We all entered the room and were given set positions around the room. Men sat cross legged and women with legs together at one side. Apart from the mats there was nothing else except the essential cava mixing bowl which looked like a giant pestle. The man behind the bowl said lots of chants as he made the mixture and then a man in a long grass skirt comes in with a long green branches and hovers it over the bowl. I was so glad I knew what we were in for with the taste (a peppery dirty water. It took a while to go round and give everyone there bowl of grey water as certain people had it twice. If somebody was receiving it you cup clapped 3 times and said bula before. If you were drinking it, it was one cup clap and the bula or “maca” which means empty. As time was getting on a second person came to give us a cup of cava to speed things up. This man must of read my mind as I only got a small bowl. After we had done the rituals we then left the room whilst lunch was prepared, which gave us chance to look and buy village crafts.
We then had to wash our hands and re-enter the room. We all sat on the floor and were told what we were about to eat and that it was traditional Fiji Food and we ate with our hands. Being veggie my only option was cucumber and some plant relating to spinach made into a baji or roll with egg and fried, it was passable but far from filling. I also had breadfruit which is bland and tasteless along with boiled Cassava which again needs flavour.
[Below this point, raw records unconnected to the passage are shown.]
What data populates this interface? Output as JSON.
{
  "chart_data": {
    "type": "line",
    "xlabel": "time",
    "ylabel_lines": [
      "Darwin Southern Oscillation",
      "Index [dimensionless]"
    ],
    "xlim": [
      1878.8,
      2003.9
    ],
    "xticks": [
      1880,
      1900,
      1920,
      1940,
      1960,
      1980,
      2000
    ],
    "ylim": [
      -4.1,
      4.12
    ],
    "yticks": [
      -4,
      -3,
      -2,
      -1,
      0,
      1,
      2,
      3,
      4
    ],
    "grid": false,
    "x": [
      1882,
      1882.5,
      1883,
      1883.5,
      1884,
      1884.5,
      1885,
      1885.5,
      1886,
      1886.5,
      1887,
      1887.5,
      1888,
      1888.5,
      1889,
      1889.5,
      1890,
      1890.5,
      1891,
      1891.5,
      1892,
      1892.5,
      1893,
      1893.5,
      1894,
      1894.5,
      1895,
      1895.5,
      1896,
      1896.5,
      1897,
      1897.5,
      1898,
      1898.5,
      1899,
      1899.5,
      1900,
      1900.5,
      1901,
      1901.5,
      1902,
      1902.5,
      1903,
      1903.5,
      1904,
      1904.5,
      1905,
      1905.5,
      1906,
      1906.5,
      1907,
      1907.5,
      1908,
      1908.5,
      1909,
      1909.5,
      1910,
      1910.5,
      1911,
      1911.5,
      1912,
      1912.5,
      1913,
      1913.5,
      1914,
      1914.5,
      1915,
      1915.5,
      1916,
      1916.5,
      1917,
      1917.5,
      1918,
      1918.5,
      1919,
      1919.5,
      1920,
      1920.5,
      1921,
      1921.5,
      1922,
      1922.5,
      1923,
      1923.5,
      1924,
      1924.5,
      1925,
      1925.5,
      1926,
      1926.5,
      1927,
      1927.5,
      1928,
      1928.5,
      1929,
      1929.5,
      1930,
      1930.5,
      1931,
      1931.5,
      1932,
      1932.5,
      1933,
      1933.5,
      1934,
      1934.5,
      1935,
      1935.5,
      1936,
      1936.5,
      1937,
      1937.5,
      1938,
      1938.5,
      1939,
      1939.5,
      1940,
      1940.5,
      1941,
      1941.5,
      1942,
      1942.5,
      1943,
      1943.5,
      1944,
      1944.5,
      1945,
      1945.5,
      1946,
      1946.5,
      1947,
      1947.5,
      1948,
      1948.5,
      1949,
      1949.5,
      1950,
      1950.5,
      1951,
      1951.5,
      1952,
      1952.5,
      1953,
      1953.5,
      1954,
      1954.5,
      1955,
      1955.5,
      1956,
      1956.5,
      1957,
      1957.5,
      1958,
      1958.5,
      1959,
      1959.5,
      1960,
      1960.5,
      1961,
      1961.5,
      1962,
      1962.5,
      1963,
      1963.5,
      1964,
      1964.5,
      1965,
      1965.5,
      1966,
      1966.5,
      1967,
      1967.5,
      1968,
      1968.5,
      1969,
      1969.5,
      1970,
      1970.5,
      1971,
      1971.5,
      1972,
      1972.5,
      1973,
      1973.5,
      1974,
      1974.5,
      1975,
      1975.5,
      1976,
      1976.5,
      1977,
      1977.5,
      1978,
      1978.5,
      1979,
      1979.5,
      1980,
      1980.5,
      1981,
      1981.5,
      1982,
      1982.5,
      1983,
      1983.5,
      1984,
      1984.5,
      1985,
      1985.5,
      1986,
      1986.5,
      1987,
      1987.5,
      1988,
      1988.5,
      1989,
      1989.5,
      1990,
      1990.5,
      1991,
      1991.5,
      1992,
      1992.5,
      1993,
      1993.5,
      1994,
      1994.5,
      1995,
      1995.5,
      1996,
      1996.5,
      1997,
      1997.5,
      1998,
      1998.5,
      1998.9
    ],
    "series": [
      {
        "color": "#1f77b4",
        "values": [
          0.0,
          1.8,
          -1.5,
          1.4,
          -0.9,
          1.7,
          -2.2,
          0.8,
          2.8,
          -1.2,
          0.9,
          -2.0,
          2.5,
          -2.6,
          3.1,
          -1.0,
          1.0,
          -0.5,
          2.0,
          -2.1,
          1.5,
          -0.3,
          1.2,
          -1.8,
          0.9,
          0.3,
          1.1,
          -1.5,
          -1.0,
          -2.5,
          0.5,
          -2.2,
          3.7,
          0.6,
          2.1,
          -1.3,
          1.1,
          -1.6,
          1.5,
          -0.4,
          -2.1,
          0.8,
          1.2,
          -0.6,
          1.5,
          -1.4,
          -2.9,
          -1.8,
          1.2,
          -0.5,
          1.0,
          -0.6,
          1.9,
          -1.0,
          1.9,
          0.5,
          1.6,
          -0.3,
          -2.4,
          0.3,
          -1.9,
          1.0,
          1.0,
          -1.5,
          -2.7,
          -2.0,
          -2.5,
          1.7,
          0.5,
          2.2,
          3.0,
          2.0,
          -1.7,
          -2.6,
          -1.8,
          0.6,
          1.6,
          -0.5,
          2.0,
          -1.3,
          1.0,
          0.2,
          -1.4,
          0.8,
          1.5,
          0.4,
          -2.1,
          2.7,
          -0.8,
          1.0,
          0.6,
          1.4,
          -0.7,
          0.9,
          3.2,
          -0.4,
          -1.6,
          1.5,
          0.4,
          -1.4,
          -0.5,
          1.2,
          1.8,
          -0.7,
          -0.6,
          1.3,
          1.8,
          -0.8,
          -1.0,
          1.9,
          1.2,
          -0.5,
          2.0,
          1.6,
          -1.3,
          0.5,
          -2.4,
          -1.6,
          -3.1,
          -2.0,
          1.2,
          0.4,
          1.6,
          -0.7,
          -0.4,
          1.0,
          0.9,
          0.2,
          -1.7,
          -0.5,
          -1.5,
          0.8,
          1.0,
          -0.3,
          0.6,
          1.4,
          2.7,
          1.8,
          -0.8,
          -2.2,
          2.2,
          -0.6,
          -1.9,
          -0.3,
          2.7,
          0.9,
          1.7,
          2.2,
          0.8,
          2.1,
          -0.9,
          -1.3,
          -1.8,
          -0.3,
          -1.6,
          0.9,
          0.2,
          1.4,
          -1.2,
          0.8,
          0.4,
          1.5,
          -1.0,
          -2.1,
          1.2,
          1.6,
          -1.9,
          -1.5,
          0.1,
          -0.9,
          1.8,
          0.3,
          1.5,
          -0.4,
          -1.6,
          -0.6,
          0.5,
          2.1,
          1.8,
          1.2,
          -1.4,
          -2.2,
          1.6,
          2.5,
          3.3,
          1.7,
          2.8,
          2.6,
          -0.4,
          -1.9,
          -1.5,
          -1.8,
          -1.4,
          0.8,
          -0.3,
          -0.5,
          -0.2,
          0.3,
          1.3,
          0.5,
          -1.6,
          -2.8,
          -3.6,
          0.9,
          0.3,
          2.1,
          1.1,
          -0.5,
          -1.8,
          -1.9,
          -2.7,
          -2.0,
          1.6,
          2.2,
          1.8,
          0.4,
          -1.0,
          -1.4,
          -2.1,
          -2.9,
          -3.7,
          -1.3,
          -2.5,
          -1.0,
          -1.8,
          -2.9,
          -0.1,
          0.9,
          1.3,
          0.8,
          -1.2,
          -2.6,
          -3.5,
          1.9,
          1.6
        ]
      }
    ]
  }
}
As we left to go to the river for Bilibili rafting we got changed in somebody’s front room, all it had was a mat, a mirror and side table. There were a few pictures on the wall nothing else. Still with our sarongs wrapped round us we boarded the rafts, boys on one, girls on the other and took a leisurely ride back down the river. After that it was time to get changed and hop back on the bus to our hotel for the night. No soon than we did the heavens opened and winds blew. With a few hours before breakfast we were bound to our rooms and subject to either children dancing or the news.
After a quick run across the gardens, we made it to dinner. Seemed to take forever and a day to come, but at least it was hot and had taste. None of us were in the mood for drinking with the thought of the cyclone stopping our journey back to Nadi.